Immerhin hat die Leipziger Grünen-Fraktion in einem Offenen Brief nach der Stadtratssitzung am 16. September sehr ausführlich erklärt, warum sie gegen den Antrag der Linksfraktion gestimmt hat, die Straßenbahnlinie 9 bis zum Forsthaus Raschwitz zu erhalten. Dafür ernten die Grünen Spott und Häme. Aber wer hat da eigentlich geschlafen die ganze Zeit?
Dass sechs Jahre lang überhaupt nicht diskutiert wurde und die Diskussion 2015 natürlich zu spät kam, das haben wir gerade anhand der alten Unterlagen aus dem Leipziger Stadtrat gezeigt. Bei den LVB hatte man sich schon 2009 damit abgefunden, dass der Landkreis Leipzig seinen Zuschuss für die Straßenbahnlinie in Markkleeberg einstellen würde. Immerhin 458.000 Euro, die darüber entscheiden, ob sich der Betrieb der Strecke rechnet oder nicht. Man schlug vor, die Strecke dann im Busbetrieb fortzuführen. Am Ende war auch der E-Bus-Betrieb im Gespräch.
Doch immer wieder fiel dabei das Wort Prüfung. Ganz so, als müsste der Leipziger Stadtrat nicht extra über so eine gravierende Entscheidung befinden. Aus LVB-Sicht ist es ja auch keine Einstellung – man fährt ja ab 28. November einfach über die Bornaische zum S-Bahnhof-Connewitz.

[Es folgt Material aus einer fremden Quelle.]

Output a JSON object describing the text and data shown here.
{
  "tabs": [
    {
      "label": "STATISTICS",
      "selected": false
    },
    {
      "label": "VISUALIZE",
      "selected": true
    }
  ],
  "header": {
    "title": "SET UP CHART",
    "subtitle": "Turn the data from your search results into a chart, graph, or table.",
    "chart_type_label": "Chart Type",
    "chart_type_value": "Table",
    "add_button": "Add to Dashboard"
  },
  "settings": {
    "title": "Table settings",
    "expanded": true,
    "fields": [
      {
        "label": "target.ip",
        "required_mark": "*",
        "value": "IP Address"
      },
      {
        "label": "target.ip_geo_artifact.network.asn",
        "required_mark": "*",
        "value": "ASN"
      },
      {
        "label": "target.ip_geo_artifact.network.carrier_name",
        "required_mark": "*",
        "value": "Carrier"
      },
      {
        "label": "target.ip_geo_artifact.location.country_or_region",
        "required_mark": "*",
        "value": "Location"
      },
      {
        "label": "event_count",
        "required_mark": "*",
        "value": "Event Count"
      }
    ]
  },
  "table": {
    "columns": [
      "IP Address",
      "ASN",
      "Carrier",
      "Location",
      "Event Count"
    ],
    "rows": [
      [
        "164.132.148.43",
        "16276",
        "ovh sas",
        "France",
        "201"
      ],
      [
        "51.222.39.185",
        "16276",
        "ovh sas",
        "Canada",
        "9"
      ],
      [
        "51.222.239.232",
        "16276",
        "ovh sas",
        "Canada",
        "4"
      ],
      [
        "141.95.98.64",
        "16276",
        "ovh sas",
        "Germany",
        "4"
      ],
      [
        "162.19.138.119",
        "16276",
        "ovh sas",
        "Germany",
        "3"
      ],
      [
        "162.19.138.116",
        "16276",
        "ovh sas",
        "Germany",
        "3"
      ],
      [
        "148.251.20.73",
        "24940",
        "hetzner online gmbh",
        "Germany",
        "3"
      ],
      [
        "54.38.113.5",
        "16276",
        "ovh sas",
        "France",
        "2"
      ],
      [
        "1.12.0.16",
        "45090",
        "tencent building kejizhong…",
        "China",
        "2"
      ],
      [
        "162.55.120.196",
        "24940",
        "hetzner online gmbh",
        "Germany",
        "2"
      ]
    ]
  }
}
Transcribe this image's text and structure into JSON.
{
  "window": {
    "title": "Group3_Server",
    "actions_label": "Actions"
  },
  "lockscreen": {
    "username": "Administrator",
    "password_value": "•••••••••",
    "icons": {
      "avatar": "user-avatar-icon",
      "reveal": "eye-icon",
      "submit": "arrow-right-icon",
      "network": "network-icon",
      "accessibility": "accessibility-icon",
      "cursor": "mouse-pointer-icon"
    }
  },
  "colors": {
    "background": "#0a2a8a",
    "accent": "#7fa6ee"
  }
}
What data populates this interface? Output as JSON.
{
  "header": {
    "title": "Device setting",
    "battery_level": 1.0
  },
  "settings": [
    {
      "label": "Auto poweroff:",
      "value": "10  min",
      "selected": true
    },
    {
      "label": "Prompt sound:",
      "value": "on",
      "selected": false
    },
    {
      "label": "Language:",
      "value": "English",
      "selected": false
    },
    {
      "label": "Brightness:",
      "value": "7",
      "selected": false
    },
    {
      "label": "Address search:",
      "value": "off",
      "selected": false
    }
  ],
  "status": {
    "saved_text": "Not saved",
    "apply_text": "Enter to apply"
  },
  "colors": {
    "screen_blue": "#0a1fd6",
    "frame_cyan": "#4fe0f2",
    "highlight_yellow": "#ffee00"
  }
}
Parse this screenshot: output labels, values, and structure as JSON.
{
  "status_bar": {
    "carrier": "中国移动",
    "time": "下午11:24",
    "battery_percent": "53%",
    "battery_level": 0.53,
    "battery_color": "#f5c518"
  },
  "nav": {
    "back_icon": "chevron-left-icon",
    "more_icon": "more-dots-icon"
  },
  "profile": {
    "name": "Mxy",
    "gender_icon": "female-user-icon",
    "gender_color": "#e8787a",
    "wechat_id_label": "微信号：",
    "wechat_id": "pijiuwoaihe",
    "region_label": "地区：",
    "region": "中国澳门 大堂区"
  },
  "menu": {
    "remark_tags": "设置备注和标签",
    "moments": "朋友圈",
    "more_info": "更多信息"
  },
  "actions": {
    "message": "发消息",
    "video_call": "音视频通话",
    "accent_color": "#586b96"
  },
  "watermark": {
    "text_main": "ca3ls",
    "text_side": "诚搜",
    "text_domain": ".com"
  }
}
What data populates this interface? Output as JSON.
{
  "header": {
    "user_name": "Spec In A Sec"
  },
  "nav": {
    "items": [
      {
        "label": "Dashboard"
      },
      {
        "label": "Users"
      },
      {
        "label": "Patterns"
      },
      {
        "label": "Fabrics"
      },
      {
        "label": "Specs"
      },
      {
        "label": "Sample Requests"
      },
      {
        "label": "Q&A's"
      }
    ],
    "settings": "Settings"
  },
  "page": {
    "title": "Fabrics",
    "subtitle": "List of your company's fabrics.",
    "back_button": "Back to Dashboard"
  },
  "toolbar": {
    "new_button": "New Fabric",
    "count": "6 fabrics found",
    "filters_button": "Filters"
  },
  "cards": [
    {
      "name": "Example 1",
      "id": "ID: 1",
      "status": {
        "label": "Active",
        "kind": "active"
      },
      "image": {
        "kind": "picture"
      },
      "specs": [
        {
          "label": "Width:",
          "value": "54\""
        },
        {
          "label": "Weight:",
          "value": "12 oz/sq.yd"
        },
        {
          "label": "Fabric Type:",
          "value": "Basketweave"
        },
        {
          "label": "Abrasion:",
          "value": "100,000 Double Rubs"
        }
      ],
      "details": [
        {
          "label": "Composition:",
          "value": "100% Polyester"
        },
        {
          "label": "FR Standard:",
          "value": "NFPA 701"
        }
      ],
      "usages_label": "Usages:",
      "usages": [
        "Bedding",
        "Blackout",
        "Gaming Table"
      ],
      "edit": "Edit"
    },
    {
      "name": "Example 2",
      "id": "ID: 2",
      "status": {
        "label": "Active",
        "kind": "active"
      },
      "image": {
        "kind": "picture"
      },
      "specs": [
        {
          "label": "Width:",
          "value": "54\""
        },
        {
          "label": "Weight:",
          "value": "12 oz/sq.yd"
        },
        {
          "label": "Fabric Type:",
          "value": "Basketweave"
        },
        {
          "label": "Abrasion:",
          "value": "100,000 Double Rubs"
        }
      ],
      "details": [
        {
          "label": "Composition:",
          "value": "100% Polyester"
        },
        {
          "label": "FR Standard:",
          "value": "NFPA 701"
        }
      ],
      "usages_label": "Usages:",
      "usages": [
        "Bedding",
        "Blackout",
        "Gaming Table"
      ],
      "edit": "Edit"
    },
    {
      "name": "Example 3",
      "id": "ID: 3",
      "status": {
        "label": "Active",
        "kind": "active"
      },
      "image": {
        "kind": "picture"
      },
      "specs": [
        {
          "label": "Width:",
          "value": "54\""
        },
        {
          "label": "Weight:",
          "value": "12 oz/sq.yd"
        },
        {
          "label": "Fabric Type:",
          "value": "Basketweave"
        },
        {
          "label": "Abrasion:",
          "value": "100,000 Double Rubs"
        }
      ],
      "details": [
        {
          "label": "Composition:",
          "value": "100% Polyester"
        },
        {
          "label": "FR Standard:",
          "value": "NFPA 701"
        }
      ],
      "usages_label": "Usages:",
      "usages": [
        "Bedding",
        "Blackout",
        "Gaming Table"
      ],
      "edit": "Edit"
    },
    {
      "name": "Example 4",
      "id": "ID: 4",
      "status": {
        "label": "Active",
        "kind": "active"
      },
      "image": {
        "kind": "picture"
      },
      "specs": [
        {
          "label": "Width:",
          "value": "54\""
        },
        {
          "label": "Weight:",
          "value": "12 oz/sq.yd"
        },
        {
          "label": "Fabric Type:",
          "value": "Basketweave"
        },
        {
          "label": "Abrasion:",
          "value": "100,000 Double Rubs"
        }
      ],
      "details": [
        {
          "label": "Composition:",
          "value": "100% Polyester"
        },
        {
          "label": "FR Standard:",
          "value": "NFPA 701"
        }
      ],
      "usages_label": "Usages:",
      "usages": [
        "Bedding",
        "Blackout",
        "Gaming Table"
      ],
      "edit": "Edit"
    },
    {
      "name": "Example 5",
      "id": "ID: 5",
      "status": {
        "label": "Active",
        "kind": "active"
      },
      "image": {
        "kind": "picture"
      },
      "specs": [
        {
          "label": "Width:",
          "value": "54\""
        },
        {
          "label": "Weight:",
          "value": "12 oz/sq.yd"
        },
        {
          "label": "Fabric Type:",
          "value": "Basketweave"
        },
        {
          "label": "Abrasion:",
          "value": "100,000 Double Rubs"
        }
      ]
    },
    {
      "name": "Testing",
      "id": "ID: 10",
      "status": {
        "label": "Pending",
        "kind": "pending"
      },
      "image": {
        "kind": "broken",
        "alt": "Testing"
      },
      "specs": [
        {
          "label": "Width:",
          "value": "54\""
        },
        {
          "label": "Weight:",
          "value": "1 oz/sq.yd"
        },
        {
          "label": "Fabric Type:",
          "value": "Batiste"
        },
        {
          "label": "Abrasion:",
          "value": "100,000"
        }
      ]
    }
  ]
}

Für jene Nutzer aber, die bisher in der Wolfgang-Heinze-Straße, am Wildpark oder am Forsthaus Raschwitz ein- und aussteigen, ist es eine Einstellung. Sie müssen künftig in den Bus steigen.
Eine Begründung aus LVB-Sicht:
Die Fahrgastzahlen in der Linie 9 sind in diesem Streckenabschnitt deutlich zurückgegangen. Fahrgastrückgänge von 25 bis 31 Prozent wurden in der Diskussion in Markkleeberg genannt. Auch auf der Koburger Straße, betonten die Verkehrsbetriebe im Frühjahr auf Nachfrage, als die L-IZ doch gern wissen wollte, um wie viele Fahrgäste es sich eigentlich handelt.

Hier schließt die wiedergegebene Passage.